Deutsches Q3-BIP – ein Ausreißer nach oben

Der unerwartete Anstieg des deutschen Bruttoinlandsprodukts im dritten Quartal um 0,2% dürfte ein Ausreißer nach oben sein.

people___profile_24_outline
Dr. Jörg Krämer

Commerzbank Economic Research

30.10.2024

Die seit dem Frühjahr fallenden Frühindikatoren wie das Ifo-Geschäftsklima deuten unverändert auf ein schwieriges Winterhalbjahr. Danach dürfte es wegen der Hiobsbotschaften aus der wichtigen Autoindustrie und der jahrelangen Erosion der Standortqualität nur zögerlich nach oben gehen. Für 2025 rechnen wir nur mit einem mageren Plus von 0,2%.

Das deutsche Bruttoinlandsprodukt ist im dritten gegenüber dem zweiten Quartal unerwartet um 0,2% gestiegen (Konsens & Commerzbank: -0,1%). Das Statistische Bundesamt verwies auf starke staatliche und private Konsumausgaben.

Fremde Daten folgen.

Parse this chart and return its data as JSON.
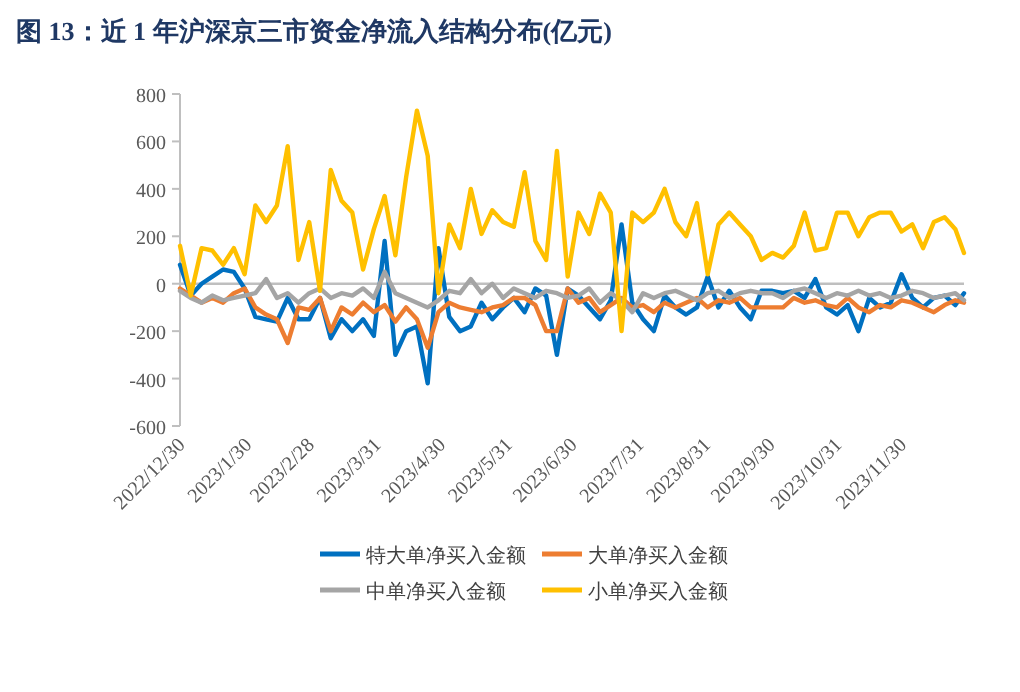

Q2 deutlich nach unten revidiert

Das unerwartete Plus im dritten Quartal wird durch die deutliche Abwärtsrevision des zweiten Quartals (-0,3% statt bisher -0,1%) relativiert. Entsprechend verbessert sich die Ausgangsbasis für die 2025er Prognose nur um 0,1%.

Ein Ausreißer nach oben

Wegen der seit dem Sommer fallenden Frühindikatoren war für das dritte Quartal nicht mit einem Plus beim Bruttoinlandsprodukt zu rechnen. Wir betrachten den überraschenden Anstieg deshalb als Ausreißer nach oben, der wohl auch eine Gegenbewegung zum revidierten deutlichen Minus im zweiten Quartal ist.Besser können wir das beurteilen, wenn die Statistiker am 22. November auch die Zahlen für die Nachfragekomponenten des Bruttoinlandsprodukts veröffentlichen.

Ein schwieriges Winterhalbjahr gefolgt von einer blutleeren Aufwärtsbewegung

Die seit dem Sommer in der Grundtendenz fallenden Stimmungsindikatoren sprechen unverändert für ein schwieriges Winterhalbjahr. Aber danach müsste eigentlich eine konjunkturelle Erholung anstehen. Schließlich liegen die EZB-Zinserhöhungen dann anderthalb Jahre zurück, und die EZB hat längst den Zinssenkungszyklus eingeleitet. Außerdem sind mittlerweile rund zwei Drittel des Energiepreisanstiegs von 2022 rückgängig gemacht.

Aber die konjunkturellen Aufwärtskräfte werden durch die ungelösten, tiefgreifenden Strukturprobleme der deutschen Wirtschaft massiv überlagert. Dabei geht es nicht nur um die schlechte Lage der äußerst wichtigen Autoindustrie, die unter dem Aufeinandertreffen verschiedener Probleme (Absatzflaute in China, politisch forcierte Elektrifizierung, Verunsicherung der Konsumenten etc.) leidet. Darüberhinaus sind die Unternehmen auch außerhalb der Automobilwirtschaft tief verunsichert, weil die Bundesregierung die seit den Merkel-Jahren zu beobachtende Erosion der Standortqulität nicht entschieden angeht und eine konsistente Reformpolitik nicht in Sicht ist. Deshalb rechnen wir ab dem Frühjahr nur mit einer blutleeren Aufwärtsbewegung. Für das gesamte Jahr 2025 prognostizieren wir ein mageres Plus von 0,2% (2024: -0,2%).